Uma seguradora foi condenada a pagar indenização por danos morais a um cliente que sofreu transtornos ao ter problema com o carro em rodovia, numa noite fria. Ele acionou o serviço de assistência 24 horas oferecido pela seguradora, mas o guincho demorou 2 horas e 42 minutos para socorrê-lo. A sentença saiu nesta segunda-feira (3/11).
Animal na pista
A ação tramita no Juizado Especial Cível de Limeira (SP). Por volta de 21h35 de 8 de julho deste ano, ele conduzia seu veículo pela Rodovia SP-127, trecho de Saltinho, quando foi surpreendido por um animal na pista. O atropelamento trouxe grandes danos no veículo, no qual estavam ele, a esposa e a sogra, de 75 anos.
Espera na noite fria
Por volta das 22h, ele fez o contato com a seguradora solicitando o serviço de guincho e informou o endereço. O socorro só veio por volta de 0h42. Assim, ele aguardou por quase três horas em local deserto, durante noite fria, vulnerável a ações criminosas, o que lhe causou medo, angústia e pânico.
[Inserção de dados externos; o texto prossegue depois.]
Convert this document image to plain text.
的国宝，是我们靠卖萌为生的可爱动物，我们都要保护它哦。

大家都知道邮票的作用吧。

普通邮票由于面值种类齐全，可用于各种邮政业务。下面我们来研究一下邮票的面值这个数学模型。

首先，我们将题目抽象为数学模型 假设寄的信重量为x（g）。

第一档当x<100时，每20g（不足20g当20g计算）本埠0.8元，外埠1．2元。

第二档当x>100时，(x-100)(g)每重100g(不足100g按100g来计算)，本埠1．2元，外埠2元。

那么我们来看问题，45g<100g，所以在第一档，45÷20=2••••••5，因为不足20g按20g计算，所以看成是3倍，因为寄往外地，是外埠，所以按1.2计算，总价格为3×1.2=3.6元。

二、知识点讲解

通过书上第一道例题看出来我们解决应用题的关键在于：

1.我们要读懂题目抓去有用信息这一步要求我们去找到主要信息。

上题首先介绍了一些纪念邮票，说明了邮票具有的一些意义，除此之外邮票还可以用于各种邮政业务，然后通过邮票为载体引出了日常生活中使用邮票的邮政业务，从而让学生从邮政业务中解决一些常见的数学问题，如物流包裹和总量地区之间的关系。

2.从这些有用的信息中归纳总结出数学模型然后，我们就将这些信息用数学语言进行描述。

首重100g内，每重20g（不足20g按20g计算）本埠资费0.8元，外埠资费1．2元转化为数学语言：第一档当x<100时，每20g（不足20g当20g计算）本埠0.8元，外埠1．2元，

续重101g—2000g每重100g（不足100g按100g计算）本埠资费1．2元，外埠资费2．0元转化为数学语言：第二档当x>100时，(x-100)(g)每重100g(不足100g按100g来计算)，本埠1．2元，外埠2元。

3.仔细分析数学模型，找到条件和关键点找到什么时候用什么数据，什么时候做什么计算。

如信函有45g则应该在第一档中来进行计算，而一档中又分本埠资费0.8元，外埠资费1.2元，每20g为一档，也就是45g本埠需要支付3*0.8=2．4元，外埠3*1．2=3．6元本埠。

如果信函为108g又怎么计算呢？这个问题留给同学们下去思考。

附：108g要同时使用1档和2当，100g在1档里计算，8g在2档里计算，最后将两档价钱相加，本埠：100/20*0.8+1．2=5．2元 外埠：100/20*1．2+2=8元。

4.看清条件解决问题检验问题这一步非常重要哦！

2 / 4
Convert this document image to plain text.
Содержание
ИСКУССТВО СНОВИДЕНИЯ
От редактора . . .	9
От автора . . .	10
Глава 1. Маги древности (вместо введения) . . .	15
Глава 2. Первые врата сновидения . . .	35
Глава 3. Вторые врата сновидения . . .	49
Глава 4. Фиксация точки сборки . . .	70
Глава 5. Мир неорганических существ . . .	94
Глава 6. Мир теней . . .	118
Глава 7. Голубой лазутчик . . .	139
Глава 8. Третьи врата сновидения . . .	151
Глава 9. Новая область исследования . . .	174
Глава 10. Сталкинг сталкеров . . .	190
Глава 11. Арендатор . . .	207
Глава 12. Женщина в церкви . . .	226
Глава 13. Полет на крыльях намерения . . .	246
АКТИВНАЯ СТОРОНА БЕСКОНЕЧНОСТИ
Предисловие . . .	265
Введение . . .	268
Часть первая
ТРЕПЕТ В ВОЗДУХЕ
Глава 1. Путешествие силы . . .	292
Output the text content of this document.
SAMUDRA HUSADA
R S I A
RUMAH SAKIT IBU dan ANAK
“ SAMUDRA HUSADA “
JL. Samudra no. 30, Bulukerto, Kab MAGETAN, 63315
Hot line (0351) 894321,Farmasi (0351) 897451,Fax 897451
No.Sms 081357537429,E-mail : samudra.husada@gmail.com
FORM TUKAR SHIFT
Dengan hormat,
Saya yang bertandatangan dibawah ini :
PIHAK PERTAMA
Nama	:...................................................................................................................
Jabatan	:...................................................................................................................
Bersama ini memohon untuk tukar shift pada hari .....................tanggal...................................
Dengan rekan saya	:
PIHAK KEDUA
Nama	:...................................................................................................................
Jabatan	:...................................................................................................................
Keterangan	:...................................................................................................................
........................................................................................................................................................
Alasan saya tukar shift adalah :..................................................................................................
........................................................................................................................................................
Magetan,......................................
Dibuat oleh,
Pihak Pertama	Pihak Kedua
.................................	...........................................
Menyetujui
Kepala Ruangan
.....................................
A seguradora afirma que prestou adequadamente o serviço contratado, dentro dos parâmetros da apólice de seguro. Informou que a demora no atendimento decorreu da dificuldade em localizar prestadores na região no horário solicitado.
Tempo incompatível
O juiz Marcelo Vieira lembra que o serviço de assistência 24 horas, pelo qual o segurado paga mensalmente o prêmio, tem a finalidade de atender situações de emergência de forma célere e eficiente.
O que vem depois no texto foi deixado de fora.